Halliburton Company (NYSE:HAL) reported adjusted earnings from continuing operations of $270 million or 31 cents a share for the fourth quarter while revenue plummeted by 42.1% YOY to $5.08 billion. Capital IQ consensus projected earnings of 24 cents a share and $5.13 billion revenue. The company recorded charges in respect of asset write-offs, as well as, severance costs of $192 million or 22 cents a share due to downturn in the energy prices and the resultant impact on its outlook. On a GAAP basis, the company suffered a net loss of $28 million or a loss of three cents a share in the fourth quarter.
Dip In Adjusted Operating Income
Halliburton Company (NYSE:HAL)’s adjusted operating income dipped 6.5% to $473 million from $506 million in the third quarter.

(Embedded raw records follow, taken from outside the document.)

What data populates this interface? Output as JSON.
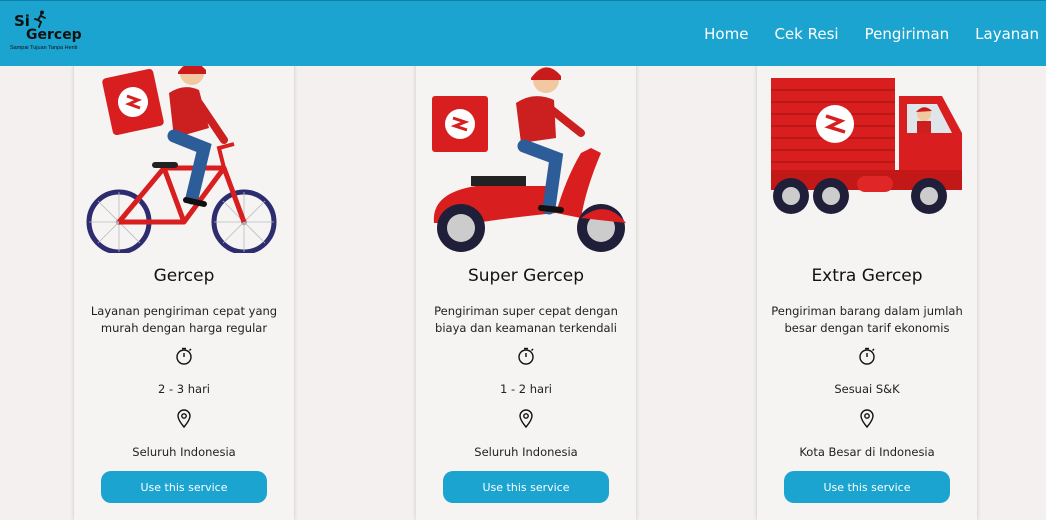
{
  "brand": {
    "line1": "Si",
    "line2": "Gercep",
    "tagline": "Sampai Tujuan Tanpa Henti"
  },
  "nav": {
    "items": [
      {
        "label": "Home"
      },
      {
        "label": "Cek Resi"
      },
      {
        "label": "Pengiriman"
      },
      {
        "label": "Layanan"
      }
    ]
  },
  "colors": {
    "navbar": "#1ba4cf",
    "button": "#1ba4cf",
    "brand_red": "#d81e1e",
    "background": "#f4f0f0"
  },
  "services": [
    {
      "illustration": "bicycle-courier",
      "title": "Gercep",
      "description": "Layanan pengiriman cepat yang murah dengan harga regular",
      "duration": "2 - 3 hari",
      "coverage": "Seluruh Indonesia",
      "button": "Use this service"
    },
    {
      "illustration": "scooter-courier",
      "title": "Super Gercep",
      "description": "Pengiriman super cepat dengan biaya dan keamanan terkendali",
      "duration": "1 - 2 hari",
      "coverage": "Seluruh Indonesia",
      "button": "Use this service"
    },
    {
      "illustration": "delivery-truck",
      "title": "Extra Gercep",
      "description": "Pengiriman barang dalam jumlah besar dengan tarif ekonomis",
      "duration": "Sesuai S&K",
      "coverage": "Kota Besar di Indonesia",
      "button": "Use this service"
    }
  ]
}
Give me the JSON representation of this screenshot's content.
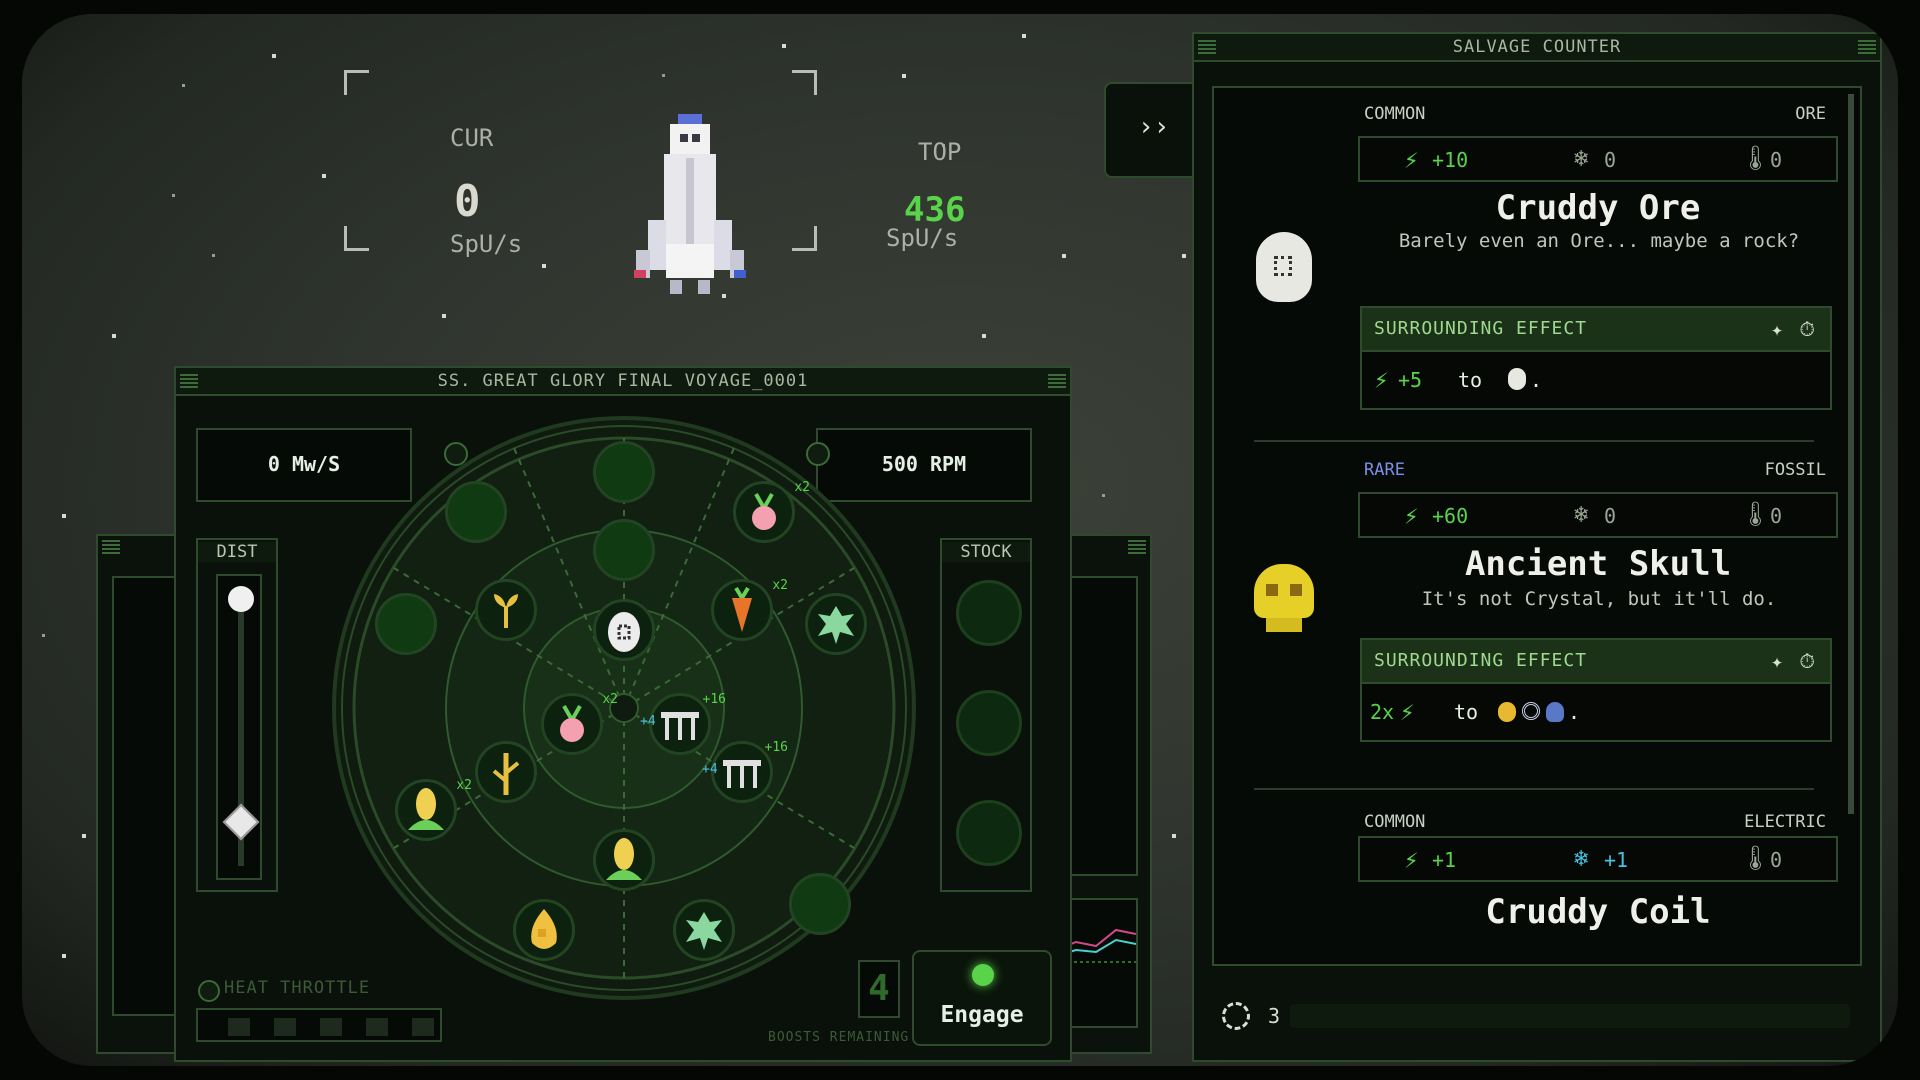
{
  "hud": {
    "cur_label": "CUR",
    "cur_value": "0",
    "cur_unit": "SpU/s",
    "top_label": "TOP",
    "top_value": "436",
    "top_unit": "SpU/s"
  },
  "toggle_panel_label": "››",
  "ship": {
    "title": "SS. GREAT GLORY FINAL VOYAGE_0001",
    "power_readout": "0 Mw/S",
    "rpm_readout": "500 RPM",
    "dist_label": "DIST",
    "stock_label": "STOCK",
    "heat_throttle_label": "HEAT THROTTLE",
    "boosts_count": "4",
    "boosts_label": "BOOSTS REMAINING",
    "engage_label": "Engage",
    "dist_slider_level": 0.15,
    "modules": [
      {
        "name": "radish",
        "badge": "x2"
      },
      {
        "name": "carrot",
        "badge": "x2"
      },
      {
        "name": "radish",
        "badge": "x2"
      },
      {
        "name": "corn",
        "badge": "x2"
      },
      {
        "name": "fence",
        "badge": "+16"
      },
      {
        "name": "fence",
        "badge": "+16"
      }
    ],
    "fence_sub_badge": "+4"
  },
  "salvage": {
    "title": "SALVAGE COUNTER",
    "items": [
      {
        "rarity": "COMMON",
        "type": "ORE",
        "power": "+10",
        "cooling": "0",
        "heat": "0",
        "name": "Cruddy Ore",
        "desc": "Barely even an Ore... maybe a rock?",
        "effect_label": "SURROUNDING EFFECT",
        "effect_value": "+5",
        "effect_to": "to",
        "effect_end": "."
      },
      {
        "rarity": "RARE",
        "type": "FOSSIL",
        "power": "+60",
        "cooling": "0",
        "heat": "0",
        "name": "Ancient Skull",
        "desc": "It's not Crystal, but it'll do.",
        "effect_label": "SURROUNDING EFFECT",
        "effect_value": "2x",
        "effect_to": "to",
        "effect_end": "."
      },
      {
        "rarity": "COMMON",
        "type": "ELECTRIC",
        "power": "+1",
        "cooling": "+1",
        "heat": "0",
        "name": "Cruddy Coil"
      }
    ],
    "refresh_count": "3"
  },
  "colors": {
    "accent_green": "#59d34a",
    "rare_blue": "#7b8fe8",
    "panel_bg": "#0a100a",
    "panel_border": "#2f4a2d"
  }
}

Similarly, completion and production revenue fell 12% sequentially to $2.8 billion fuelled by pricing, as well as, activity and headwinds in every region. Drilling and evaluation revenue also dipped 5% sequentially to $2.3 billion hurt by the weak logging services and drilling activity in the America regions, Europe, Africa, and Commonwealth of Independent States (CIS).
The company’s global business witnessed 5% drop in revenue while operating income dipped 10% reflecting the decline in activities and price concessions. Also, its customer budget constraints hurt the gains from equipment and software sales. However, operating margins grew by 1.6 percentage points fueled by cost-cutting measures and the completion of tool sales.
Another Challenging Year Ahead
With oiil prices at a 12 year low, Halliburton (NYSE:HAL) expects the current year 2016 to be one of the more challenging years for the company, as well as, the industry. The company was confident that its customers would be focused on the maximization level of cost per barrel and benefiting from increased efficiency levels as both were good for the company.
Halliburton Company (NYSE:HAL) also reiterated its commitment to the acquisition of Baker Hughes Incorporated (NYSE:BHI). The company said that it was continuing its discussions with competition authorities and provided an offer of improved divestitures set to resolve any issues concerning the competition.
Halliburton Company (NYSE:HAL) is not the first company to forecast a difficult year. Last week Royal Dutch Shell Plc (ADR) (NYSE:RDS.A) announced that it expects its fourth quarter profit to decline by 40 percent. The reason which the management gave was the fall in Crude prices. The company did manage to bring down the operating costs by $4 billion.